Коровы тоже оказались удивительные – не менее удивительные, чем местные утки. Нет, они вовсе не были изумрудного цвета с алыми хвостиками или, к примеру, желтого – с хвостиками зелеными. Коровы вроде бы как коровы – черные и рыжие. Но у них не имелось рогов, а уши оказались необычайно большие, мягкие, как бы замшевые и почему-то желтые изнутри. Отродясь Алёна таких ушей у коров не видела! Строго говоря, она вообще мало обращала внимания на коровьи уши, да и коровы, следует сразу признать, не относились к числу тех живых существ, которые встречались ей на каждом перекрестке. В любом случае коровы казались гораздо симпатичней своей хозяйки, в лице которой можно было заметить не только следы множества прожитых лет, но и явного вырождения. Ну да, здесь, в таких маленьких городках, все женятся на кузинах и кузенах, вот порода и мельчает. Об этом, кажется, еще Золя писал. А может, и Мопассан. В крайнем случае Флобер. Алёна уже подзабыла, кто именно, поскольку, за недосугом, давненько не перечитывала классиков французской литературы. Кстати, от тетушки Маргарет в мулянском доме осталось великое множество книг именно классиков, и Алёна, едва войдя впервые в дом Брюнов, немедленно дала себе слово их прочитать, на языке оригинала так сказать.

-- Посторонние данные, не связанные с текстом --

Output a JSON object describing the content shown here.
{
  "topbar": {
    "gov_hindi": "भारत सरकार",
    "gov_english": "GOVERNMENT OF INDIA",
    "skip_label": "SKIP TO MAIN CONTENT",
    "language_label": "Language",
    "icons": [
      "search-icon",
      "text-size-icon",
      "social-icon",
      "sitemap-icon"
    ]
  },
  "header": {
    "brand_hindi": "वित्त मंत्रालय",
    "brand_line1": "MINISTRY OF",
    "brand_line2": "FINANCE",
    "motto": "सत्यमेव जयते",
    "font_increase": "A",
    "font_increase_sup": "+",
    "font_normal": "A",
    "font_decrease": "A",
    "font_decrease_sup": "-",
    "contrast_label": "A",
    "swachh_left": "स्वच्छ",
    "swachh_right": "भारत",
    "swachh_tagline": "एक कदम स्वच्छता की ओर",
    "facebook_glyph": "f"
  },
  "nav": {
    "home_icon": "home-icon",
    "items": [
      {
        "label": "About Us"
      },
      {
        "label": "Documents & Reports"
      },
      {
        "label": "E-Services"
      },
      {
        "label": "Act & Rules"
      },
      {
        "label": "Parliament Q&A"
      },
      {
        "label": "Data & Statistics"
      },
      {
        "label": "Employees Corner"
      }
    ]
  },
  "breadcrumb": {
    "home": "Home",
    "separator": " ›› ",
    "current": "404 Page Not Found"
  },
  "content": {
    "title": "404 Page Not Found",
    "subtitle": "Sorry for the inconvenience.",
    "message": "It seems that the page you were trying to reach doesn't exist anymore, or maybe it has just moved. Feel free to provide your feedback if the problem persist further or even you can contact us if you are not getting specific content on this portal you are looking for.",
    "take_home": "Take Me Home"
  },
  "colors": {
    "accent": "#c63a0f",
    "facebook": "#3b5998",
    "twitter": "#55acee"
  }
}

Но намерения ее так и остались намерениями – прежде всего потому, что она нашла дневник Николь Жерарди.

Размышляя о своей находке и о том, что работы по переписке осталось на одну ночь, не более, Алёна прошла Самбур в обратном направлении и миновала усадьбу и ферму. Ни вальяжный Атос, ни его беспородный коллега не то что не тявкнули, но даже и не взглянули ей вслед: то ли уже за свою сочли, то ли задача такая перед ними стояла: в Самбур никого не впускать, а выпускать – всякого.

«Наконец-то!» – нетерпеливо вздохнул человек, который хотел убить эту женщину, и тихонько, не включая мотора, чтобы не производить лишнего шума, покатил с холма, где он стоял и откуда было так удобно оглядывать окрестности.

…Алена как раз обогнула крыло леса и неторопливо бежала мимо свежевспаханного поля.

Со стороны поглядеть – такое впечатление, что Девкалион и Пирра только что разбросали тут «кости матери-Земли», то есть камни, однако из них еще не успело произойти новое, постпотопное поколение людей. В Бургундии частенько можно встретить такие каменистые поля: тут же горы кругом, пусть и небольшие. Камни, конечно, убирают, ну а это поле стояло еще «неприбранным».

Просвистела летучая змея – поезд, и Алёна оглохла на миг. Оттого ей показалось, что ретро-человек в красной каске на своем мопеде приближается к ней совершенно бесшумно.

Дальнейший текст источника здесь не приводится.